Les divers modes alternatifs de règlement des conflits connaissent un certain succès et permettent souvent d’apaiser les relations entre les parties et d’aboutir à un accord (M. Lassner, « Les baux commerciaux et la médiation » : Gaz. Pal. 20 avril 2013, page 15 ; H. Vercken, « La procédure participative adaptée aux conflits relatifs aux baux et loyers commerciaux », RLDA juin 2013 page 4644).

Pour les procédures de fixation du loyer, il faut rappeler que la notification à l’autre partie du mémoire en demande permet d’assurer une information personnelle et de tenter de trouver un accord sur le montant du nouveau loyer révisé ou renouvelé.

Le Juge des Loyers Commerciaux ne peut être saisi avant un délai d’un mois suivant la notification de ce mémoire en demande. Il n’apparait donc pas utile d’imposer d’autres démarches qui seraient destinées à trouver un accord sur le prix du nouveau loyer puisqu’en cas de désaccord, le Tribunal désigne un Expert qui aura pour mission de donner un avis sur les modalités de fixation du loyer révisé ou renouvelé.

En pratique, c’est donc en cours d’expertise ou après dépôt du rapport qu’un accord amiable intervient fréquemment.

En l’absence de ce rapport d’expertise judiciaire, on voit difficilement un médiateur ou un conciliateur permettre de dégager un accord puisqu’il manquerait un élément essentiel, à savoir l’estimation de la valeur locative.

D’ailleurs, si les Tribunaux devaient suivre strictement la nouvelle exigence de tentative de résolution amiable, cela reviendrait à imposer le recours à la Commission de conciliation dont la saisine pourrait ne plus être facultative…

En ce qui concerne les autres litiges relevant du droit commun et portant sur les dispositions du statut des baux commerciaux, la tentative préalable de résolution du litige présente sans nul doute des intérêts.

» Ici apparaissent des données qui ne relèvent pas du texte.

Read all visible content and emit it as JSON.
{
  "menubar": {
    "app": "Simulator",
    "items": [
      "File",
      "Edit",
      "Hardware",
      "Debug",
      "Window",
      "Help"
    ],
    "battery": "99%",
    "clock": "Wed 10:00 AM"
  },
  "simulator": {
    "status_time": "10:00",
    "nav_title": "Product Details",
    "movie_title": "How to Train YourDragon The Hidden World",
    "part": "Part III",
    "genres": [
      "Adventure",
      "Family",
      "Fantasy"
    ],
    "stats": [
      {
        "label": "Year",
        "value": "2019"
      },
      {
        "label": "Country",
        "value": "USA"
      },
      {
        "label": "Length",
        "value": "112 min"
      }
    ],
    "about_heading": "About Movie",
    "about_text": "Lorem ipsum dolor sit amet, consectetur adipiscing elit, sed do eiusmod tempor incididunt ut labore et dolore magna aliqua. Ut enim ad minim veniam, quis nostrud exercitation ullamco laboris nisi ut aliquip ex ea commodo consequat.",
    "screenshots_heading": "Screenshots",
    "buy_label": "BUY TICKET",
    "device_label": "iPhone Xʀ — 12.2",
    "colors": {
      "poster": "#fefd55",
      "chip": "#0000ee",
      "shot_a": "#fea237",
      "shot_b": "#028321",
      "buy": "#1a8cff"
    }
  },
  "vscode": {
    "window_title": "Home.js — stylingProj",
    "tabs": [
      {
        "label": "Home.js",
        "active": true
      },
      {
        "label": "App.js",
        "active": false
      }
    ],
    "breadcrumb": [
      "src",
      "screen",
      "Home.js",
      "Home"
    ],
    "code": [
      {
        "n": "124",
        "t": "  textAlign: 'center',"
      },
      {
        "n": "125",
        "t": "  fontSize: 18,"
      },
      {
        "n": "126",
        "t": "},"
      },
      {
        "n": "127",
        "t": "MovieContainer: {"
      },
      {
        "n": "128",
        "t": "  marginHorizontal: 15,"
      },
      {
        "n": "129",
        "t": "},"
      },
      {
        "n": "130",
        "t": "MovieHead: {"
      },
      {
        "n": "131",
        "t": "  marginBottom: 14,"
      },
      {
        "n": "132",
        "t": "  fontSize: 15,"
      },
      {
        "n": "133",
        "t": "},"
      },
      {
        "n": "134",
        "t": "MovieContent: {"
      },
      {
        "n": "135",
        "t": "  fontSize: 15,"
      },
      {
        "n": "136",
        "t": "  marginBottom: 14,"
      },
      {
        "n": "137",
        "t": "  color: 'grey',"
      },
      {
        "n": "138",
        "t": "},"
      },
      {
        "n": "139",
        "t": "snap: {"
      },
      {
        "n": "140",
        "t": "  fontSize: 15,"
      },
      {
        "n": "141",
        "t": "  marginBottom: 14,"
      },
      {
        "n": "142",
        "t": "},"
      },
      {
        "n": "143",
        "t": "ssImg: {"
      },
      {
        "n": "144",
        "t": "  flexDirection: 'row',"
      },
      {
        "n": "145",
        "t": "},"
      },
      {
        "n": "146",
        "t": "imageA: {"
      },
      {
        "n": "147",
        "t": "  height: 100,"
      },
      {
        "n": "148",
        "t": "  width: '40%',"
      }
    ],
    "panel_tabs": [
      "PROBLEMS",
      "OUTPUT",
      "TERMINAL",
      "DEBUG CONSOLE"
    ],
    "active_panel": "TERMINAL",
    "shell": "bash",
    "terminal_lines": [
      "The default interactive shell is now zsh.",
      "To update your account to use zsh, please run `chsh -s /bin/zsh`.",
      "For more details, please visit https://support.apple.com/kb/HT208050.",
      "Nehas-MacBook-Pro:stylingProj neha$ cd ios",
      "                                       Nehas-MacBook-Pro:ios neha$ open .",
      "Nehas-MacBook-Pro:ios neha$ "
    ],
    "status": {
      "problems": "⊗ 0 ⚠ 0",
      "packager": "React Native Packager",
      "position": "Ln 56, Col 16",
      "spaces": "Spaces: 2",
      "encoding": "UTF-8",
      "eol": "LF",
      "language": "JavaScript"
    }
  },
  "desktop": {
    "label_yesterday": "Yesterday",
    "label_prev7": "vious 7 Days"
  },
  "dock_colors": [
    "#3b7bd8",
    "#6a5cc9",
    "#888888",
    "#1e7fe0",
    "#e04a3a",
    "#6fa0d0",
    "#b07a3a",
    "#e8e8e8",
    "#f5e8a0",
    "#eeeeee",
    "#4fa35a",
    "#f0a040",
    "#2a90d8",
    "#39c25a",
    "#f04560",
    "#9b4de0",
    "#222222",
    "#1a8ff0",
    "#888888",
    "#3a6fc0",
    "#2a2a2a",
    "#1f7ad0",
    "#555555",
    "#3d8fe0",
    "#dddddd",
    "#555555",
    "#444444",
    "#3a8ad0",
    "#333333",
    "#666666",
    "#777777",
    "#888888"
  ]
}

L’exception tenant à l’urgence devrait s’appliquer pour les procédures après autorisation d’assigner à jour fixe puisque la requête et l’assignation devront nécessairement justifier des motifs justifiant de l’urgence.

Pour la grande majorité des litiges pouvant opposer bailleurs et preneurs, la mesure de conciliation ou de médiation permettra souvent d’aboutir à un accord et d’apaiser les tensions dans le cadre de relations contractuelles qui ont vocation à perdurer.

Cependant, un certain nombre de litiges ne sont pas de nature à pouvoir être réglés par une mesure de conciliation ou de médiation. Tel est le cas en cas de contestation du droit au renouvellement : même si le demandeur ne justifie pas de diligences préalables à la saisine du Tribunal, seul ce dernier pourra trancher la difficulté et dire si le locataire à droit au renouvellement ou au paiement d’une indemnité d’éviction.

Ce n’est qu’après que le droit au renouvellement ou au paiement de l’indemnité sera consacré par le Juge qu’une mesure de médiation ou de conciliation pourrait s’avérer utile…

En matière d’acquisition de clause résolutoire, il parait également difficile de tenter d’imposer à un bailleur un règlement préalable et amiable du litige puisque le texte d’ordre public offre d’ores et déjà un délai d’un mois au locataire pour satisfaire au commandement ou à la mise en demeure visant la clause résolutoire.

Si le locataire saisi d’ailleurs le Tribunal en formant opposition au commandement, il pourra alors s’agir d’un des cas d’urgences prévu par le décret.

En définitive, l’objectif poursuivi ne semble pas apporter une novation réelle au débat judiciaire en matière de baux commerciaux dans la mesure où la médiation et la conciliation s’imposent d’ores et déjà avec succès.